Desktop virtualization can be achieved in a variety of ways, but the most important two types of desktop virtualization are based on whether the operating system instance is local or remote.
Local desktop virtualization means the operating system runs on a client device using hardware virtualization, and all processing and workloads occur on local hardware. This type of desktop virtualization works well when users do not need a continuous network connection and can meet application computing requirements with local system resources. However, because this requires processing to be done locally you cannot use local desktop virtualization to share VMs or resources across a network to thin clients or mobile devices.
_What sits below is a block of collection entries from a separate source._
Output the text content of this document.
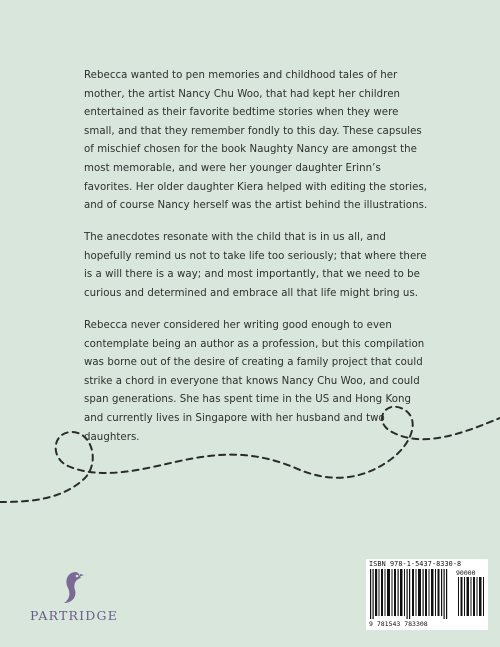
Rebecca wanted to pen memories and childhood tales of her mother, the artist Nancy Chu Woo, that had kept her children entertained as their favorite bedtime stories when they were small, and that they remember fondly to this day. These capsules of mischief chosen for the book Naughty Nancy are amongst the most memorable, and were her younger daughter Erinn’s favorites. Her older daughter Kiera helped with editing the stories, and of course Nancy herself was the artist behind the illustrations.
The anecdotes resonate with the child that is in us all, and hopefully remind us not to take life too seriously; that where there is a will there is a way; and most importantly, that we need to be curious and determined and embrace all that life might bring us.
Rebecca never considered her writing good enough to even contemplate being an author as a profession, but this compilation was borne out of the desire of creating a family project that could strike a chord in everyone that knows Nancy Chu Woo, and could span generations. She has spent time in the US and Hong Kong and currently lives in Singapore with her husband and two daughters.
PARTRIDGE
ISBN 978-1-5437-8330-8
90000
9 781543 783308
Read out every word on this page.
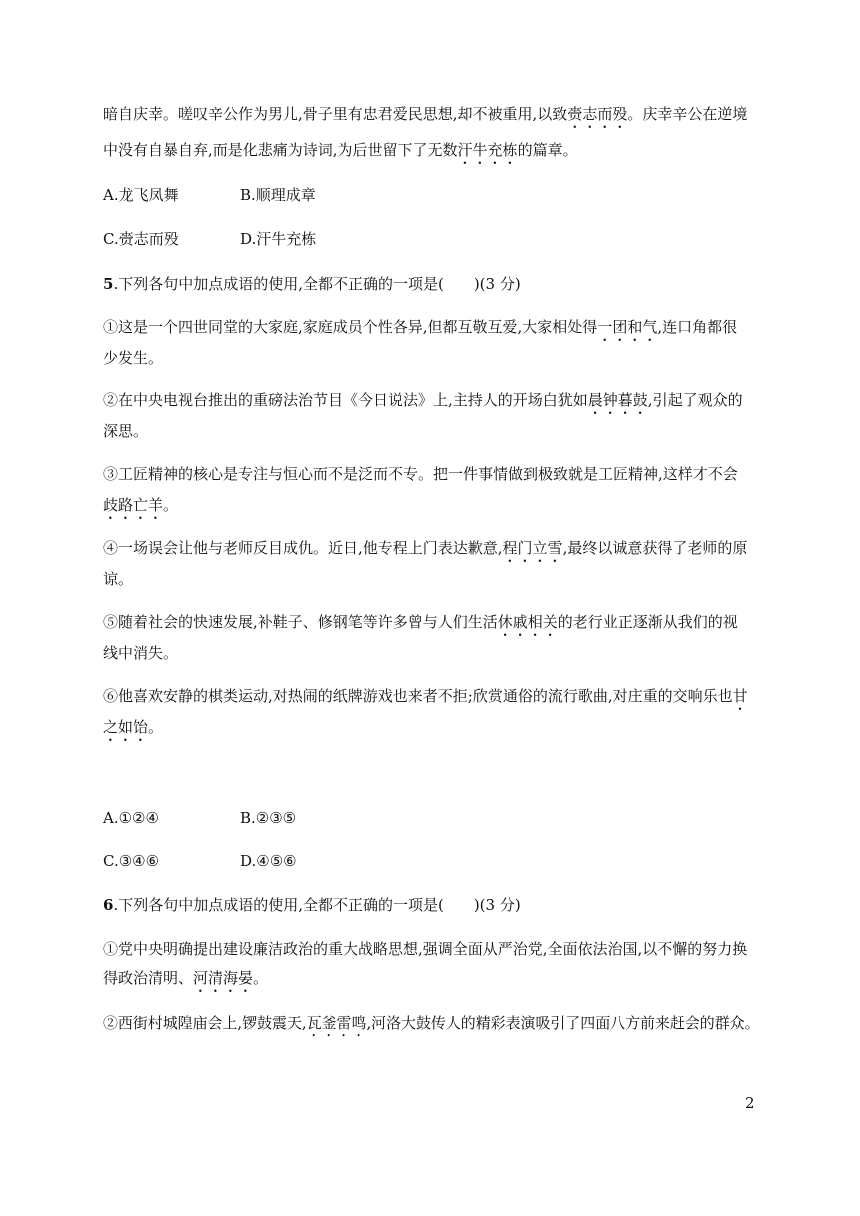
暗自庆幸。嗟叹辛公作为男儿,骨子里有忠君爱民思想,却不被重用,以致赍志而殁。庆幸辛公在逆境
中没有自暴自弃,而是化悲痛为诗词,为后世留下了无数汗牛充栋的篇章。
A.龙飞凤舞	B.顺理成章
C.赍志而殁	D.汗牛充栋
5.下列各句中加点成语的使用,全都不正确的一项是(　　)(3 分)
①这是一个四世同堂的大家庭,家庭成员个性各异,但都互敬互爱,大家相处得一团和气,连口角都很
少发生。
②在中央电视台推出的重磅法治节目《今日说法》上,主持人的开场白犹如晨钟暮鼓,引起了观众的
深思。
③工匠精神的核心是专注与恒心而不是泛而不专。把一件事情做到极致就是工匠精神,这样才不会
歧路亡羊。
④一场误会让他与老师反目成仇。近日,他专程上门表达歉意,程门立雪,最终以诚意获得了老师的原
谅。
⑤随着社会的快速发展,补鞋子、修钢笔等许多曾与人们生活休戚相关的老行业正逐渐从我们的视
线中消失。
⑥他喜欢安静的棋类运动,对热闹的纸牌游戏也来者不拒;欣赏通俗的流行歌曲,对庄重的交响乐也甘
之如饴。
A.①②④	B.②③⑤
C.③④⑥	D.④⑤⑥
6.下列各句中加点成语的使用,全都不正确的一项是(　　)(3 分)
①党中央明确提出建设廉洁政治的重大战略思想,强调全面从严治党,全面依法治国,以不懈的努力换
得政治清明、河清海晏。
②西街村城隍庙会上,锣鼓震天,瓦釜雷鸣,河洛大鼓传人的精彩表演吸引了四面八方前来赶会的群众。
2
Remote desktop virtualization is a common use of virtualization that operates in a client/server computing environment. This allows users to run operating systems and applications from a server inside a data center while all user interactions take place on a client device. This client device could be a laptop, thin client device, or a smartphone. The result is IT departments have more centralized control over applications and desktops, and can maximize the organization’s investment in IT hardware through remote access to shared computing resources.
A popular type of desktop virtualization is virtual desktop infrastructure (VDI). VDI is a variant of the client-server model of desktop virtualization which uses host-based VMs to deliver persistent and nonpersistent virtual desktops to all kinds of connected devices. With a persistent virtual desktop, each user has a unique desktop image that they can customize with apps and data, knowing it will be saved for future use. A nonpersistent virtual desktop infrastructure allows users to access a virtual desktop from an identical pool when they need it; once the user logs out of a nonpersistent VDI, it reverts to its unaltered state. Some of the advantages of virtual desktop infrastructure are improved security and centralized desktop management across an organization.